The effects of the JNK inhibitor SP600125 on early signaling events leading to NF-κB nuclear translocation. ASM cells were treated with SP600125 or its vehicle for 45 min before and during stimulation with cytomix. Iκ-Bα levels over 60 min (A) and p65 phosphorylation at 10 and 30 min (B) were detected in whole cell lysates using immunoblotting and quantified using densitometry and expressed as fold change over 0 h and US levels, respectively.
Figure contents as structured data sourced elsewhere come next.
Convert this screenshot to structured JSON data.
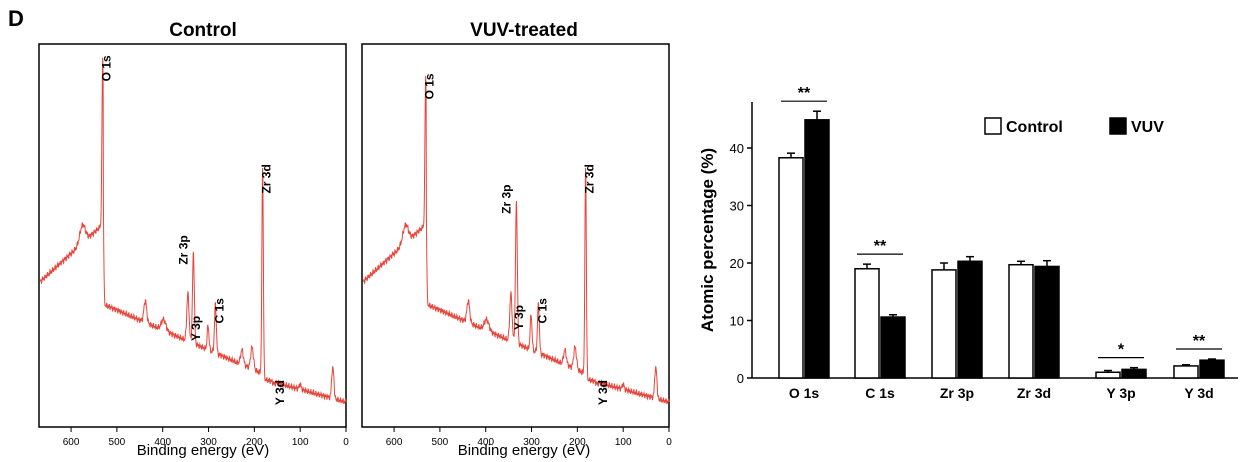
{
  "panel_label": "D",
  "chart_data": [
    {
      "type": "line",
      "title": "Control",
      "xlabel": "Binding energy (eV)",
      "ylabel": "",
      "xlim": [
        670,
        0
      ],
      "x_ticks": [
        "600",
        "500",
        "400",
        "300",
        "200",
        "100",
        "0"
      ],
      "x_tick_values": [
        600,
        500,
        400,
        300,
        200,
        100,
        0
      ],
      "color": "#e8443a",
      "peaks": [
        {
          "label": "O 1s",
          "x": 531,
          "y": 0.98
        },
        {
          "label": "Zr 3p",
          "x": 333,
          "y": 0.44
        },
        {
          "label": "C 1s",
          "x": 285,
          "y": 0.3
        },
        {
          "label": "Y 3p",
          "x": 301,
          "y": 0.24
        },
        {
          "label": "Zr 3d",
          "x": 182,
          "y": 0.68
        },
        {
          "label": "Y 3d",
          "x": 157,
          "y": 0.08
        }
      ]
    },
    {
      "type": "line",
      "title": "VUV-treated",
      "xlabel": "Binding energy (eV)",
      "ylabel": "",
      "xlim": [
        670,
        0
      ],
      "x_ticks": [
        "600",
        "500",
        "400",
        "300",
        "200",
        "100",
        "0"
      ],
      "x_tick_values": [
        600,
        500,
        400,
        300,
        200,
        100,
        0
      ],
      "color": "#e8443a",
      "peaks": [
        {
          "label": "O 1s",
          "x": 531,
          "y": 0.93
        },
        {
          "label": "Zr 3p",
          "x": 333,
          "y": 0.58
        },
        {
          "label": "Y 3p",
          "x": 301,
          "y": 0.27
        },
        {
          "label": "C 1s",
          "x": 285,
          "y": 0.3
        },
        {
          "label": "Zr 3d",
          "x": 182,
          "y": 0.68
        },
        {
          "label": "Y 3d",
          "x": 157,
          "y": 0.08
        }
      ]
    },
    {
      "type": "bar",
      "title": "",
      "xlabel": "",
      "ylabel": "Atomic percentage (%)",
      "ylim": [
        0,
        48
      ],
      "y_ticks": [
        0,
        10,
        20,
        30,
        40
      ],
      "categories": [
        "O 1s",
        "C 1s",
        "Zr 3p",
        "Zr 3d",
        "Y 3p",
        "Y 3d"
      ],
      "series": [
        {
          "name": "Control",
          "color": "#ffffff",
          "values": [
            38.3,
            19.0,
            18.8,
            19.7,
            1.0,
            2.1
          ],
          "errors": [
            0.8,
            0.8,
            1.2,
            0.6,
            0.3,
            0.2
          ]
        },
        {
          "name": "VUV",
          "color": "#000000",
          "values": [
            44.9,
            10.6,
            20.3,
            19.4,
            1.5,
            3.1
          ],
          "errors": [
            1.5,
            0.4,
            0.8,
            1.0,
            0.3,
            0.2
          ]
        }
      ],
      "significance": [
        "**",
        "**",
        "",
        "",
        "*",
        "**"
      ],
      "legend_position": "top-right"
    }
  ]
}
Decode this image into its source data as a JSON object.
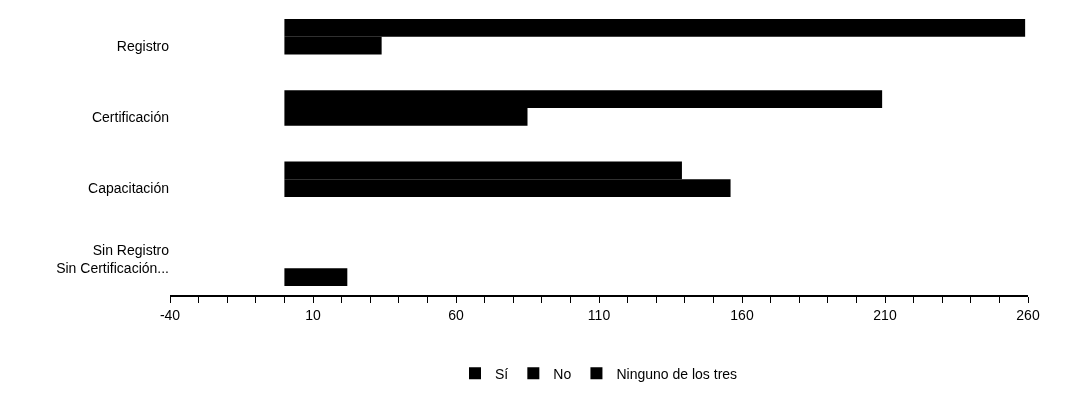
{
  "chart_data": {
    "type": "bar",
    "orientation": "horizontal",
    "categories": [
      "Registro",
      "Certificación",
      "Capacitación",
      "Sin Registro Sin Certificación..."
    ],
    "series": [
      {
        "name": "Sí",
        "color": "#000000",
        "values": [
          259,
          209,
          139,
          null
        ]
      },
      {
        "name": "No",
        "color": "#000000",
        "values": [
          34,
          85,
          156,
          null
        ]
      },
      {
        "name": "Ninguno de los tres",
        "color": "#000000",
        "values": [
          null,
          null,
          null,
          22
        ]
      }
    ],
    "xlim": [
      -40,
      260
    ],
    "xticks": [
      -40,
      {
        "value": -30,
        "label": null
      },
      {
        "value": -20,
        "label": null
      },
      {
        "value": -10,
        "label": null
      },
      {
        "value": 0,
        "label": null
      },
      10,
      {
        "value": 20,
        "label": null
      },
      {
        "value": 30,
        "label": null
      },
      {
        "value": 40,
        "label": null
      },
      {
        "value": 50,
        "label": null
      },
      60,
      {
        "value": 70,
        "label": null
      },
      {
        "value": 80,
        "label": null
      },
      {
        "value": 90,
        "label": null
      },
      {
        "value": 100,
        "label": null
      },
      110,
      {
        "value": 120,
        "label": null
      },
      {
        "value": 130,
        "label": null
      },
      {
        "value": 140,
        "label": null
      },
      {
        "value": 150,
        "label": null
      },
      160,
      {
        "value": 170,
        "label": null
      },
      {
        "value": 180,
        "label": null
      },
      {
        "value": 190,
        "label": null
      },
      {
        "value": 200,
        "label": null
      },
      210,
      {
        "value": 220,
        "label": null
      },
      {
        "value": 230,
        "label": null
      },
      {
        "value": 240,
        "label": null
      },
      {
        "value": 250,
        "label": null
      },
      260
    ],
    "legend": "bottom"
  }
}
Bars, mean ± SE; vehicle 0.1% vol/vol DMSO.

Fig. 8.

Effects of the JNK inhibitor SP600125, alone and in combination with DMF, on CXCL10 release by asthmatic (A) and nonasthmatic (B) ASM cells. ASM cells were treated with SP600125 (SP) alone and in combination with DMF for 1 h before and during stimulation with cytomix for a further 24 h. CXCL10 release in culture supernatants was quantified using ELISA. Bars, mean ± SE; vehicle 0.1% vol/vol DMSO.